I. Le politique à l’écran : entre stratégie d’exposition et recherche de proximité
A. L’émergence des émissions de divertissement politique en France : de Vivement dimanche à On n’est pas couché
Depuis les années 1980, le paysage audiovisuel français a vu naître un nouveau genre hybride : les émissions de divertissement politique. Valéry Giscard d’Estaing, en jouant de l’accordéon à la télévision, avait déjà amorcé cette transformation. La politique, autrefois perçue comme solennelle et distante, se métamorphose à l’écran. Des émissions comme Vivement dimanche ou On n’est pas couché ont accueilli ministres et présidents, non pour débattre de projets de loi, de référendum ou de code électoral mais pour parler de leur enfance, de leurs goûts, voire de leur plat préféré.

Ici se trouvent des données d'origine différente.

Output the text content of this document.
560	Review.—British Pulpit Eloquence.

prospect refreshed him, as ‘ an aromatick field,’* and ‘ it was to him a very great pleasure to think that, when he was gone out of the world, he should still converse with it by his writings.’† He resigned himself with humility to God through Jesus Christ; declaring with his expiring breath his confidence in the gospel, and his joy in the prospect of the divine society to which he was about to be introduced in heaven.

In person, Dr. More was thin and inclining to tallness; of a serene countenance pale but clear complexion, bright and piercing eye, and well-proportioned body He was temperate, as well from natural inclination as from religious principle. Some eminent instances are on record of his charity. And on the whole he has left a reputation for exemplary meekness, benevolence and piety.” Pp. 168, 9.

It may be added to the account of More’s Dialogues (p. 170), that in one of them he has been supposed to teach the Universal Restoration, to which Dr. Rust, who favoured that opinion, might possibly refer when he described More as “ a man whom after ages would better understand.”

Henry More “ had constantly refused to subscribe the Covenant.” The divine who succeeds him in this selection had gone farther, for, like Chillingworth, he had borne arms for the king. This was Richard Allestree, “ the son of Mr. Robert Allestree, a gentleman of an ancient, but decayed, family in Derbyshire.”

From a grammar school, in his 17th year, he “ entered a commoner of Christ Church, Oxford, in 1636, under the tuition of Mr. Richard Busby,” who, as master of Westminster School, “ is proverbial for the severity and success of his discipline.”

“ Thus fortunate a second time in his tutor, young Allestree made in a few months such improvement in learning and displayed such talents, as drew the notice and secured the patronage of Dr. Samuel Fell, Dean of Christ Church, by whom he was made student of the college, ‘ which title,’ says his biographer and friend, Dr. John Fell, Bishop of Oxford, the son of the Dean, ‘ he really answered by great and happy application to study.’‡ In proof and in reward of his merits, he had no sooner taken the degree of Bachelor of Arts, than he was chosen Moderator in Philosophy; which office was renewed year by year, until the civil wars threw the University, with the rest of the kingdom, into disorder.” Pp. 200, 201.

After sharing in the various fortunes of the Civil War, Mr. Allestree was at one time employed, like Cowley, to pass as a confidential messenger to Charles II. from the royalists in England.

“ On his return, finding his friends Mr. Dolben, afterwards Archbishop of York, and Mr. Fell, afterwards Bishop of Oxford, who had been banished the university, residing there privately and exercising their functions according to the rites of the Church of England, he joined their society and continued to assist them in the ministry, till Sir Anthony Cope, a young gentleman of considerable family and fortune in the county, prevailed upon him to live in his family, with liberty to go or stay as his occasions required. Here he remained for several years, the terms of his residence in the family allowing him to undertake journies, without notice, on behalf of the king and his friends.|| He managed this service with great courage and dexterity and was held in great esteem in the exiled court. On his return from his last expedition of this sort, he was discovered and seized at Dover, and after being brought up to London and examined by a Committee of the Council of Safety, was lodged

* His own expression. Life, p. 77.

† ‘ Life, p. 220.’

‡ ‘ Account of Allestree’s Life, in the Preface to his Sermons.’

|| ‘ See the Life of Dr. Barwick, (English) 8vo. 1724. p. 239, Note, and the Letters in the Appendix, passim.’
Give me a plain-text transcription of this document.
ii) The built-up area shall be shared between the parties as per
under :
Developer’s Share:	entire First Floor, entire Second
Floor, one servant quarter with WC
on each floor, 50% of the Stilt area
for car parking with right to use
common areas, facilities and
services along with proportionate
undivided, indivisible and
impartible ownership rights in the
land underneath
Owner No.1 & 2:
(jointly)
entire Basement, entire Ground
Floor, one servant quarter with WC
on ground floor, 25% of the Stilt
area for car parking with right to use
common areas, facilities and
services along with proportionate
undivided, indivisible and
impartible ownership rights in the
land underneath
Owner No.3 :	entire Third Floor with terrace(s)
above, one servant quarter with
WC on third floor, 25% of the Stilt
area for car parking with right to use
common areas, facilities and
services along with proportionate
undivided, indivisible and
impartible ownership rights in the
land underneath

B. Une volonté de «désacraliser» la figure politique pour séduire un électorat désengagé
Cette mise en scène d’un politique «ordinaire» vise à combler le fossé entre gouvernants et gouvernés. En incarnant une certaine proximité, les leaders politiques espèrent rallier une population souvent désabusée par le discours technocratique. En France, la montée de la défiance citoyenne a rendu cette stratégie nécessaire : être vu autrement, c’est exister autrement.
C. La «peopolisation» comme capital politique : chanter, danser, parler cuisine… pour mieux régner ?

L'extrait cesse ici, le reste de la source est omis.